Impacts were felt across 42 US states and in Canada, which led catastrophe modeller Karen Clark & Co. (KCC) to estimate an industry insured loss of around $5.4 billion for the winter storm event.

Other industry sources have suggested low-to-mid single digit billions of insurance and reinsurance market losses, while some media have cited economic losses towards the high single digit billions of dollars.

In the catastrophe bond market, US winter storms are often a covered peril of aggregate cat bonds. The peril is not see in per-occurrence deals given the potential for higher losses are slim.

But for some cat bond sponsors, aggregate deals providing coverage against winter storm losses, alongside other perils, are a very effective source of protection.

However, these have become less in-favour with cat bond investors of late, given some consider these aggregate deals to cover so-called secondary perils, or less well-modelled catastrophe events.

Winter storms are often considered both of those, secondary and less robustly modelled.

Plenum said that, “The event is likely to lead to an increase in accumulated losses on aggregating CAT bonds.”

Plenum added the investment manager does “not expect any negative impact from winter storm “Elliot” in the US,” as the firm has chosen to avoid many aggregate cat bond deals, saying, “we are very cautious about investing in such positions.”
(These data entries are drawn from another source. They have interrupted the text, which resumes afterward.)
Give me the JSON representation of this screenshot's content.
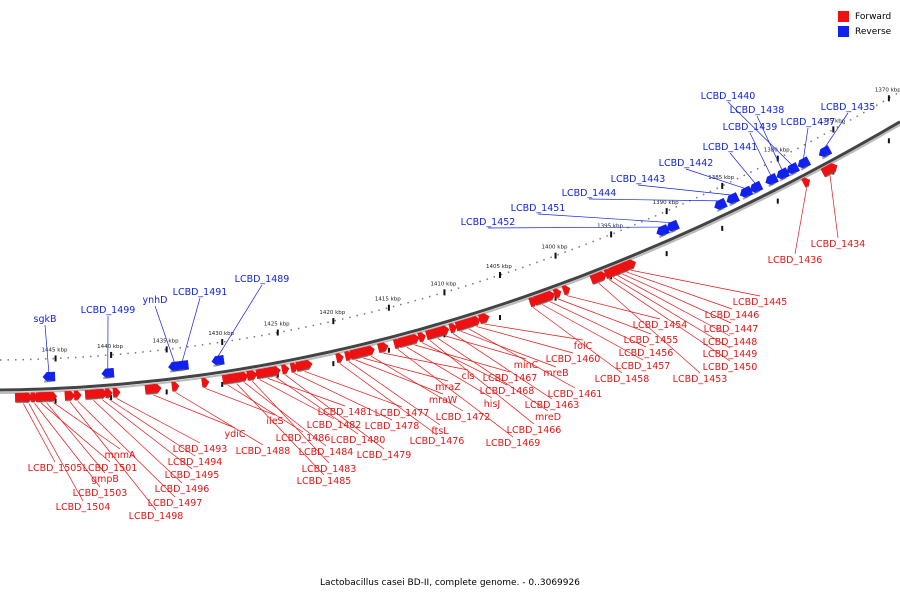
{
  "legend": {
    "forward": {
      "label": "Forward",
      "color": "#ee1111"
    },
    "reverse": {
      "label": "Reverse",
      "color": "#1122ee"
    }
  },
  "caption": "Lactobacillus casei BD-II, complete genome. - 0..3069926",
  "ruler_unit": "kbp",
  "ruler_ticks": [
    1445,
    1440,
    1435,
    1430,
    1425,
    1420,
    1415,
    1410,
    1405,
    1400,
    1395,
    1390,
    1385,
    1380,
    1375,
    1370
  ],
  "reverse_genes": [
    {
      "name": "sgkB",
      "kbp": 1445.6
    },
    {
      "name": "LCBD_1499",
      "kbp": 1440.3
    },
    {
      "name": "ynhD",
      "kbp": 1434.3
    },
    {
      "name": "LCBD_1491",
      "kbp": 1433.6
    },
    {
      "name": "LCBD_1489",
      "kbp": 1430.4
    },
    {
      "name": "LCBD_1452",
      "kbp": 1390.4
    },
    {
      "name": "LCBD_1451",
      "kbp": 1389.5
    },
    {
      "name": "LCBD_1444",
      "kbp": 1385.2
    },
    {
      "name": "LCBD_1443",
      "kbp": 1384.1
    },
    {
      "name": "LCBD_1442",
      "kbp": 1382.9
    },
    {
      "name": "LCBD_1441",
      "kbp": 1382.0
    },
    {
      "name": "LCBD_1439",
      "kbp": 1380.6
    },
    {
      "name": "LCBD_1438",
      "kbp": 1379.6
    },
    {
      "name": "LCBD_1440",
      "kbp": 1378.7
    },
    {
      "name": "LCBD_1437",
      "kbp": 1377.7
    },
    {
      "name": "LCBD_1435",
      "kbp": 1375.8
    }
  ],
  "forward_genes": [
    {
      "name": "LCBD_1505",
      "kbp": 1447.9
    },
    {
      "name": "LCBD_1504",
      "kbp": 1447.4
    },
    {
      "name": "LCBD_1503",
      "kbp": 1446.9
    },
    {
      "name": "LCBD_1501",
      "kbp": 1446.3
    },
    {
      "name": "gmpB",
      "kbp": 1445.8
    },
    {
      "name": "mnmA",
      "kbp": 1445.2
    },
    {
      "name": "LCBD_1498",
      "kbp": 1443.7
    },
    {
      "name": "LCBD_1497",
      "kbp": 1443.0
    },
    {
      "name": "LCBD_1496",
      "kbp": 1441.6
    },
    {
      "name": "LCBD_1495",
      "kbp": 1440.8
    },
    {
      "name": "LCBD_1494",
      "kbp": 1440.2
    },
    {
      "name": "LCBD_1493",
      "kbp": 1439.5
    },
    {
      "name": "ydiC",
      "kbp": 1436.2
    },
    {
      "name": "LCBD_1488",
      "kbp": 1434.2
    },
    {
      "name": "ileS",
      "kbp": 1431.5
    },
    {
      "name": "LCBD_1486",
      "kbp": 1429.5
    },
    {
      "name": "LCBD_1485",
      "kbp": 1428.7
    },
    {
      "name": "LCBD_1484",
      "kbp": 1428.0
    },
    {
      "name": "LCBD_1483",
      "kbp": 1427.3
    },
    {
      "name": "LCBD_1482",
      "kbp": 1426.6
    },
    {
      "name": "LCBD_1481",
      "kbp": 1425.9
    },
    {
      "name": "LCBD_1480",
      "kbp": 1425.2
    },
    {
      "name": "LCBD_1479",
      "kbp": 1424.3
    },
    {
      "name": "LCBD_1478",
      "kbp": 1423.5
    },
    {
      "name": "LCBD_1477",
      "kbp": 1422.6
    },
    {
      "name": "LCBD_1476",
      "kbp": 1419.4
    },
    {
      "name": "ftsL",
      "kbp": 1418.6
    },
    {
      "name": "mraW",
      "kbp": 1418.0
    },
    {
      "name": "mraZ",
      "kbp": 1417.3
    },
    {
      "name": "LCBD_1472",
      "kbp": 1416.6
    },
    {
      "name": "cls",
      "kbp": 1415.5
    },
    {
      "name": "LCBD_1469",
      "kbp": 1414.2
    },
    {
      "name": "hisJ",
      "kbp": 1413.4
    },
    {
      "name": "LCBD_1467",
      "kbp": 1412.7
    },
    {
      "name": "LCBD_1468",
      "kbp": 1412.0
    },
    {
      "name": "LCBD_1466",
      "kbp": 1411.3
    },
    {
      "name": "mreD",
      "kbp": 1410.6
    },
    {
      "name": "minC",
      "kbp": 1409.9
    },
    {
      "name": "LCBD_1463",
      "kbp": 1409.2
    },
    {
      "name": "mreB",
      "kbp": 1408.5
    },
    {
      "name": "LCBD_1461",
      "kbp": 1407.8
    },
    {
      "name": "LCBD_1460",
      "kbp": 1407.1
    },
    {
      "name": "folC",
      "kbp": 1406.4
    },
    {
      "name": "LCBD_1458",
      "kbp": 1402.0
    },
    {
      "name": "LCBD_1457",
      "kbp": 1401.2
    },
    {
      "name": "LCBD_1456",
      "kbp": 1400.5
    },
    {
      "name": "LCBD_1455",
      "kbp": 1399.8
    },
    {
      "name": "LCBD_1454",
      "kbp": 1399.0
    },
    {
      "name": "LCBD_1453",
      "kbp": 1396.1
    },
    {
      "name": "LCBD_1450",
      "kbp": 1395.2
    },
    {
      "name": "LCBD_1449",
      "kbp": 1394.8
    },
    {
      "name": "LCBD_1448",
      "kbp": 1394.4
    },
    {
      "name": "LCBD_1447",
      "kbp": 1394.0
    },
    {
      "name": "LCBD_1446",
      "kbp": 1393.6
    },
    {
      "name": "LCBD_1445",
      "kbp": 1393.2
    },
    {
      "name": "LCBD_1436",
      "kbp": 1377.4
    },
    {
      "name": "LCBD_1434",
      "kbp": 1375.3
    }
  ]
}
Many aggregate catastrophe bonds feature an element of winter storm coverage for their sponsors and some of these outstanding bonds were already eroded by other catastrophe events, from severe storms to hurricanes that occurred during the year.

It’s unlikely winter storm Elliott will have caused a particularly significant drag on any outstanding cat bonds, given the relatively small size of the industry loss, but any erosion of aggregate deductibles does effectively mean a cat bond is a little closer to attaching, so the perceived risk of attachment can rise.